Problemo is not having been an RN during COVID, I don't have the slightest idea what resources might or might not have been available to a small community hospital.

I've been calling all my nurse friends and putting the question to them. Except they don't have the slightest idea either, since all of them had managed to get out of hospital nursing by the time COVID hit.

Yesterday, I chattered with Barbara Angell for an hour and a half.

And it was a great conversation, except that it did not yield me the info I was after.

Barbara did remind me that during COVID, all hospitals looked like lawn parties in the Hamptons since they were surrounded by these enormous white open-air tents where people were tested for COVID and had their vitals done so that once they were admitted, they could be shunted off to the COVID only wards.

And also that once they were admitted, COVID patients were forced to rest prone on beds, face down, because some CDC sartrap had ascertained that, however uncomfortable and unrestful this position might be, it provided the best aeration for damaged lungs.

So, I guess I will work with that.

###

Meanwhile, it is a balmy 7° here in the quaint and scenic Hudson Valley.
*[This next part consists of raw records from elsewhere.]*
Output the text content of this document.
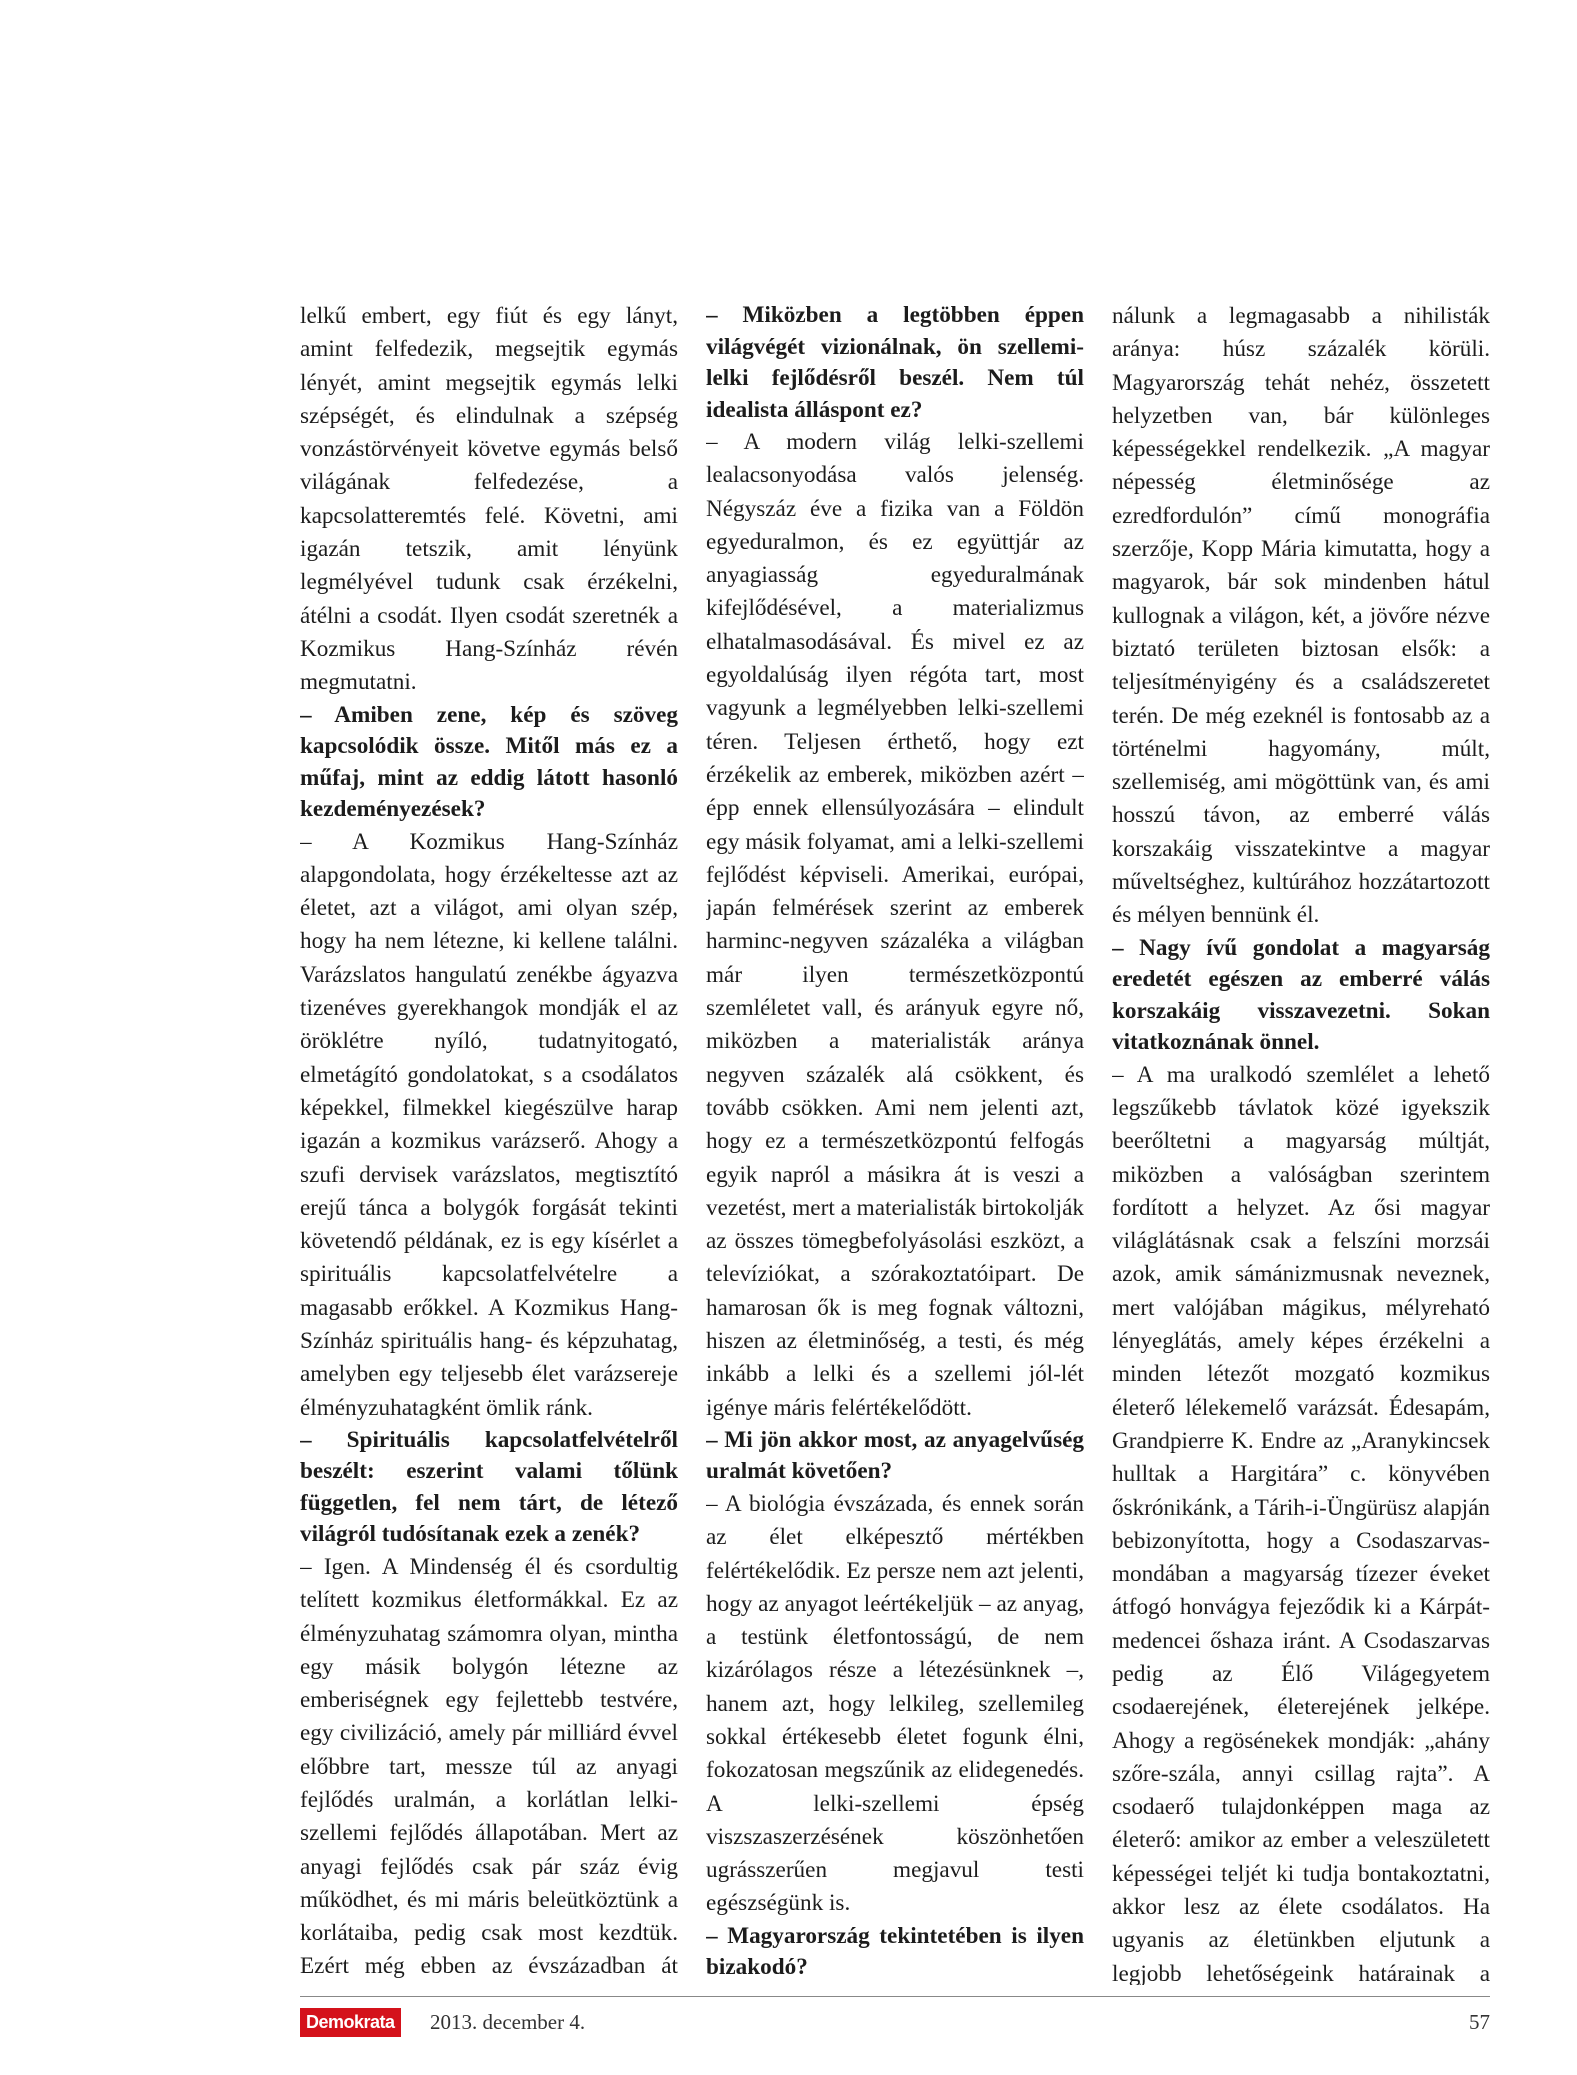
lelkű embert, egy fiút és egy lányt, amint felfedezik, megsejtik egymás lényét, amint megsejtik egymás lelki szépségét, és elindulnak a szépség vonzástörvényeit követve egymás belső világának felfedezése, a kapcsolatteremtés felé. Követni, ami igazán tetszik, amit lényünk legmélyével tudunk csak érzékelni, átélni a csodát. Ilyen csodát szeretnék a Kozmikus Hang-Színház révén megmutatni.

– Amiben zene, kép és szöveg kapcsolódik össze. Mitől más ez a műfaj, mint az eddig látott hasonló kezdeményezések?

– A Kozmikus Hang-Színház alapgondolata, hogy érzékeltesse azt az életet, azt a világot, ami olyan szép, hogy ha nem létezne, ki kellene találni. Varázslatos hangulatú zenékbe ágyazva tizenéves gyerekhangok mondják el az öröklétre nyíló, tudatnyitogató, elmetágító gondolatokat, s a csodálatos képekkel, filmekkel kiegészülve harap igazán a kozmikus varázserő. Ahogy a szufi dervisek varázslatos, megtisztító erejű tánca a bolygók forgását tekinti követendő példának, ez is egy kísérlet a spirituális kapcsolatfelvételre a magasabb erőkkel. A Kozmikus Hang-Színház spirituális hang- és képzuhatag, amelyben egy teljesebb élet varázsereje élményzuhatagként ömlik ránk.

– Spirituális kapcsolatfelvételről beszélt: eszerint valami tőlünk független, fel nem tárt, de létező világról tudósítanak ezek a zenék?

– Igen. A Mindenség él és csordultig telített kozmikus életformákkal. Ez az élményzuhatag számomra olyan, mintha egy másik bolygón létezne az emberiségnek egy fejlettebb testvére, egy civilizáció, amely pár milliárd évvel előbbre tart, messze túl az anyagi fejlődés uralmán, a korlátlan lelki-szellemi fejlődés állapotában. Mert az anyagi fejlődés csak pár száz évig működhet, és mi máris beleütköztünk a korlátaiba, pedig csak most kezdtük. Ezért még ebben az évszázadban át

– Miközben a legtöbben éppen világvégét vizionálnak, ön szellemi-lelki fejlődésről beszél. Nem túl idealista álláspont ez?

– A modern világ lelki-szellemi lealacsonyodása valós jelenség. Négyszáz éve a fizika van a Földön egyeduralmon, és ez együttjár az anyagiasság egyeduralmának kifejlődésével, a materializmus elhatalmasodásával. És mivel ez az egyoldalúság ilyen régóta tart, most vagyunk a legmélyebben lelki-szellemi téren. Teljesen érthető, hogy ezt érzékelik az emberek, miközben azért – épp ennek ellensúlyozására – elindult egy másik folyamat, ami a lelki-szellemi fejlődést képviseli. Amerikai, európai, japán felmérések szerint az emberek harminc-negyven százaléka a világban már ilyen természetközpontú szemléletet vall, és arányuk egyre nő, miközben a materialisták aránya negyven százalék alá csökkent, és tovább csökken. Ami nem jelenti azt, hogy ez a természetközpontú felfogás egyik napról a másikra át is veszi a vezetést, mert a materialisták birtokolják az összes tömegbefolyásolási eszközt, a televíziókat, a szórakoztatóipart. De hamarosan ők is meg fognak változni, hiszen az életminőség, a testi, és még inkább a lelki és a szellemi jól-lét igénye máris felértékelődött.

– Mi jön akkor most, az anyagelvűség uralmát követően?

– A biológia évszázada, és ennek során az élet elképesztő mértékben felértékelődik. Ez persze nem azt jelenti, hogy az anyagot leértékeljük – az anyag, a testünk életfontosságú, de nem kizárólagos része a létezésünknek –, hanem azt, hogy lelkileg, szellemileg sokkal értékesebb életet fogunk élni, fokozatosan megszűnik az elidegenedés. A lelki-szellemi épség viszszaszerzésének köszönhetően ugrásszerűen megjavul testi egészségünk is.

– Magyarország tekintetében is ilyen bizakodó?

nálunk a legmagasabb a nihilisták aránya: húsz százalék körüli. Magyarország tehát nehéz, összetett helyzetben van, bár különleges képességekkel rendelkezik. „A magyar népesség életminősége az ezredfordulón” című monográfia szerzője, Kopp Mária kimutatta, hogy a magyarok, bár sok mindenben hátul kullognak a világon, két, a jövőre nézve biztató területen biztosan elsők: a teljesítményigény és a családszeretet terén. De még ezeknél is fontosabb az a történelmi hagyomány, múlt, szellemiség, ami mögöttünk van, és ami hosszú távon, az emberré válás korszakáig visszatekintve a magyar műveltséghez, kultúrához hozzátartozott és mélyen bennünk él.

– Nagy ívű gondolat a magyarság eredetét egészen az emberré válás korszakáig visszavezetni. Sokan vitatkoznának önnel.

– A ma uralkodó szemlélet a lehető legszűkebb távlatok közé igyekszik beerőltetni a magyarság múltját, miközben a valóságban szerintem fordított a helyzet. Az ősi magyar világlátásnak csak a felszíni morzsái azok, amik sámánizmusnak neveznek, mert valójában mágikus, mélyreható lényeglátás, amely képes érzékelni a minden létezőt mozgató kozmikus életerő lélekemelő varázsát. Édesapám, Grandpierre K. Endre az „Aranykincsek hulltak a Hargitára” c. könyvében őskrónikánk, a Tárih-i-Üngürüsz alapján bebizonyította, hogy a Csodaszarvas-mondában a magyarság tízezer éveket átfogó honvágya fejeződik ki a Kárpát-medencei őshaza iránt. A Csodaszarvas pedig az Élő Világegyetem csodaerejének, életerejének jelképe. Ahogy a regösénekek mondják: „ahány szőre-szála, annyi csillag rajta”. A csodaerő tulajdonképpen maga az életerő: amikor az ember a veleszületett képességei teljét ki tudja bontakoztatni, akkor lesz az élete csodálatos. Ha ugyanis az életünkben eljutunk a legjobb lehetőségeink határainak a

Demokrata 2013. december 4.	57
So cold, the chickens' water has been freezing over, so mornings start with me literally hammering through the ice scrim on the poultry fountain.

When the thermometer hits double digits, I will toddle off for my annual haircut. I am lucky, I have great hair. It always looks good until it hits that length where it begins to get weedy. It hit that length about a week ago.

I have the beginnings of a cold, which I'm trying to ignore. And now that I've restarted the gummie protocol, I am a bit braindead.

But better braindead than sleepless.

Plus the great thing about "braindead" is that you don't have enough battery charge to actually care that you're braindead!